Как ни злился он по поводу увольнения, но должен был признать, что снова пожалел ее. Это случилось, когда Алекс попросила рассказать о том, как он нашел тело ее отца. Было ясно, что смерть Хейвуда стала для нее страшным ударом. Видимо, привычка заботиться обо всем и вся сделали Джо чувствительным к страданиям женщин и детей. Пытаясь побороть жалость, которая была совершенно бесполезна и даже вредна, поскольку могла помешать ему бороться за сохранение Уистлдауна, он вел себя более вызывающе, чем следовало. Когда Алекс расстроилась, он молча обругал себя за то, что вообще согласился говорить об этом. А когда она начала настаивать, Джо напомнил себе, что ему нет дела до Александры Хейвуд, и ушел.
У него хватало своих проблем.
Он отдал ферме Уистлдаун всего себя, а сейчас у него украли эту мечту. Вырвали, словно коврик, из-под ног героя какого-то смешного мультфильма.

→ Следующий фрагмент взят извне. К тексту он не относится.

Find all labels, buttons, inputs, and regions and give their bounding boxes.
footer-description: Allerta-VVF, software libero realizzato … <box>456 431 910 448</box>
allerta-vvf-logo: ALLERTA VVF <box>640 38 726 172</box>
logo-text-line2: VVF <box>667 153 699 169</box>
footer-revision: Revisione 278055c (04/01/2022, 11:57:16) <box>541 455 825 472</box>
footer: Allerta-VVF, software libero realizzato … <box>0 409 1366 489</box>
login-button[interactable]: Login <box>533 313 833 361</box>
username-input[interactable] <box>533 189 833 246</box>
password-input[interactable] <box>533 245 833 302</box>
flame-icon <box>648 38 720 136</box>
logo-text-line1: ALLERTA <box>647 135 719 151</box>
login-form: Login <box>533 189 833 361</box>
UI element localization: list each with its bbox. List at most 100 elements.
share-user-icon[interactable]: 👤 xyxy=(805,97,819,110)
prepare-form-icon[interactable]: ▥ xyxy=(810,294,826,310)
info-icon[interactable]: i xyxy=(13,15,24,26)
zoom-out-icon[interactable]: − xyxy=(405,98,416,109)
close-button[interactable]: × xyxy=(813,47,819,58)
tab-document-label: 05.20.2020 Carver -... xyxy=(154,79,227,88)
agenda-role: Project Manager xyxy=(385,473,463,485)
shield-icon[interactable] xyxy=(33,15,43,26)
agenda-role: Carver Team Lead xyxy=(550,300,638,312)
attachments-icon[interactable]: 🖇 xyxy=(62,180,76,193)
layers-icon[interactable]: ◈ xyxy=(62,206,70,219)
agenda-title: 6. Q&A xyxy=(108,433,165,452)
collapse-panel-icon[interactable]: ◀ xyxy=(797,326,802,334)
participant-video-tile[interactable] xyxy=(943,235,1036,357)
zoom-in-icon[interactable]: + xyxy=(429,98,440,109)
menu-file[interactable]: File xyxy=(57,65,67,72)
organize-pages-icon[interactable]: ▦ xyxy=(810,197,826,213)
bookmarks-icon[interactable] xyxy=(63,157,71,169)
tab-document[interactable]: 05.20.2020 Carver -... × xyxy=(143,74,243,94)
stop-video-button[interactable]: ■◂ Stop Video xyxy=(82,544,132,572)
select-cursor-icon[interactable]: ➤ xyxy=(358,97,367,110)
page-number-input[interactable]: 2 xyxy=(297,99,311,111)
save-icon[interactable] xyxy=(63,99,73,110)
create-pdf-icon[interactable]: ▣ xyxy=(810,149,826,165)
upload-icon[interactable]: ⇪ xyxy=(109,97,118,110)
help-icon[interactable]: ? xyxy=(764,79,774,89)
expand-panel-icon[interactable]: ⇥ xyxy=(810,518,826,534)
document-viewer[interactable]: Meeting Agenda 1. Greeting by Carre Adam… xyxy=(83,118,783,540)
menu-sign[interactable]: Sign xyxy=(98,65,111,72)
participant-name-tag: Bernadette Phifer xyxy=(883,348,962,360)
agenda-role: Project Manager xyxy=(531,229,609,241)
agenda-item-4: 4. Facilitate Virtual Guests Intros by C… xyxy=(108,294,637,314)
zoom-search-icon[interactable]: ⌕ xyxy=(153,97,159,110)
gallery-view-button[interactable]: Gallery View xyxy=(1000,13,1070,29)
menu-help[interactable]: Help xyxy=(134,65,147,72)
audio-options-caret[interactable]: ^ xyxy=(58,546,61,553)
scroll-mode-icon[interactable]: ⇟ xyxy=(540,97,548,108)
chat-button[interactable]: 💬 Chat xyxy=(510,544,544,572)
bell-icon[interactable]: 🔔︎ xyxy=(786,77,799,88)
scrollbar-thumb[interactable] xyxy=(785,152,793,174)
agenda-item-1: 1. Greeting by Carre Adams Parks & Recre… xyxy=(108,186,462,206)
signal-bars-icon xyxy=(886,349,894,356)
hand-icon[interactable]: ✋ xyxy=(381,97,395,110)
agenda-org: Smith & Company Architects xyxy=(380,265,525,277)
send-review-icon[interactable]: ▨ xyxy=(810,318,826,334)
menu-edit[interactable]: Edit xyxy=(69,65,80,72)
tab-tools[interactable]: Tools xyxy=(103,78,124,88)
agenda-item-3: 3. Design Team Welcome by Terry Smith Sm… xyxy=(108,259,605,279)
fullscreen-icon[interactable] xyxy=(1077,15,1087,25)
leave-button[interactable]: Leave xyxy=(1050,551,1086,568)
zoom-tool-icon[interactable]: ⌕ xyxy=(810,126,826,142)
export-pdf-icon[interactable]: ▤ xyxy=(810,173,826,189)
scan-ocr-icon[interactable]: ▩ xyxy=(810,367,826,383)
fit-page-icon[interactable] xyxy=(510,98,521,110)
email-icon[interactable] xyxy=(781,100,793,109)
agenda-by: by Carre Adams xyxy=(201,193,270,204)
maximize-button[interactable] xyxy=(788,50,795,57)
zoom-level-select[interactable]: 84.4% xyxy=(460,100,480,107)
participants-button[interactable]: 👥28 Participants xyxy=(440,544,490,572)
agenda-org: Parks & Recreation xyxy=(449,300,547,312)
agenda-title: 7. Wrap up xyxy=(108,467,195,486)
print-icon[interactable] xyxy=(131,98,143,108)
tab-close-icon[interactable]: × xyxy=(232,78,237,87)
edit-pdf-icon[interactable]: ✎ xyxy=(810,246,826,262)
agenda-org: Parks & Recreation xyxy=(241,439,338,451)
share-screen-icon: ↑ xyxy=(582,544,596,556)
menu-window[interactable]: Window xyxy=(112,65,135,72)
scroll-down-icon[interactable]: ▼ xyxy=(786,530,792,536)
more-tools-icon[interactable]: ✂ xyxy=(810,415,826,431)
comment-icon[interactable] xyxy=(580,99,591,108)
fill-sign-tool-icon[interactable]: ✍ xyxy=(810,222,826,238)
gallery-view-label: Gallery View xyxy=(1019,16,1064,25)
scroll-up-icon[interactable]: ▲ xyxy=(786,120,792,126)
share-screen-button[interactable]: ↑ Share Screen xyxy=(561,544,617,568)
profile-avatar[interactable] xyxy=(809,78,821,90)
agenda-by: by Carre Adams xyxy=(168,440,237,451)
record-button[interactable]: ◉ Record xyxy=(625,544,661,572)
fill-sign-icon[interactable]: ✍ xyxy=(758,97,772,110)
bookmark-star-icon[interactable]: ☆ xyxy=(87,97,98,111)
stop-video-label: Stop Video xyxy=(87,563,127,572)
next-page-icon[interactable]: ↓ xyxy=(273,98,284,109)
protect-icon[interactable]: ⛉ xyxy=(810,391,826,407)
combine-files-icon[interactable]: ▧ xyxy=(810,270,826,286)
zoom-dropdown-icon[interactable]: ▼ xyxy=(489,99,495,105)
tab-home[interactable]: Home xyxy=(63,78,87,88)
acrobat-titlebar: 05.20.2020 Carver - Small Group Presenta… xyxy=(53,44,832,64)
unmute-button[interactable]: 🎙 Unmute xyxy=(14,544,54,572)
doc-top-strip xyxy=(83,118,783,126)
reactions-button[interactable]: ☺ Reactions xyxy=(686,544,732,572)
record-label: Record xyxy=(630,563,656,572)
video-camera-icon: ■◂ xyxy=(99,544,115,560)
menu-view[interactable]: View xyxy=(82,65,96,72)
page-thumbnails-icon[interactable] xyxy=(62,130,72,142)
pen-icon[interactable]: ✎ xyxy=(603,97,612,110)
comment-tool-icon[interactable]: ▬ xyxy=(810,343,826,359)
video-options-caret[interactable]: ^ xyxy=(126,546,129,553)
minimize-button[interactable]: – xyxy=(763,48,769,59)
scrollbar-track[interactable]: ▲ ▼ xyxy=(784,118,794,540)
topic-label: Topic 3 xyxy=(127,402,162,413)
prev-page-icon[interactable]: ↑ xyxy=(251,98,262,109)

Это и есть самое главное, понял он. Не потеря работы, жалованья и всего, что из этого следовало, – хотя это тоже очень важно. Главное – это потеря мечты.
В тридцать семь лет ему предстояло все начать сначала.
О боже, подумать только, все сначала.
Что ж, значит, думать не нужно. Во всяком случае, сегодня. Завтра хватит времени, чтобы прикинуть планы на будущее.
Джо перевернулся на живот, взбил подушку, колотя ее сильнее, чем требовалось, и снова попытался уснуть.
– О боже, я замерзаю! Алекс, скорее!
Шум дождя был таким сильным, что Алекс едва услышала слова сестры. На землю рушились потоки воды, сносимые ветром. Грязь чавкала под ногами при каждом шаге, засасывала туфли. Бежать по ней было еще труднее, чем по глубокому мокрому песку. Ночь была на редкость темной; кромешную тьму время от времени разрывали лишь полосовавшие небо молнии. Но от этого становилось как будто еще темнее. Страх перед погоней стал меньше – даже маньяк-убийца крепко подумал бы, прежде чем выйти на улицу в такую погоду, – но совсем не исчез.
Глаза Алекс были защищены от дождя одеялом, накрывавшим ее как плащ-палатка. Она увидела впереди темную фигуру в стеганом одеяле. Нили перелезала через забор, до которого добралась первой. Это был уже второй забор на их пути. Фланелевая пижама позволяла Нили передвигаться быстрее, чем ночная рубашка – Алекс.
С чего она взяла, что добраться до дома управляющего будет парой пустяков?
Колени норовили подогнуться; рана на голове болела нещадно. В ледяном дожде только одно было хорошо: холодный компресс заставил кровотечение прекратиться. Однако Алекс промокла до нитки и продрогла до костей. Холод был таким, что она не ощущала пальцев ног.
Нили одолела забор и ждала ее. В темноте ее повернутое к Алекс лицо, обрамленное мокрым стеганым одеялом, казалось бледным овалом и едва виднелось сквозь потоки дождя.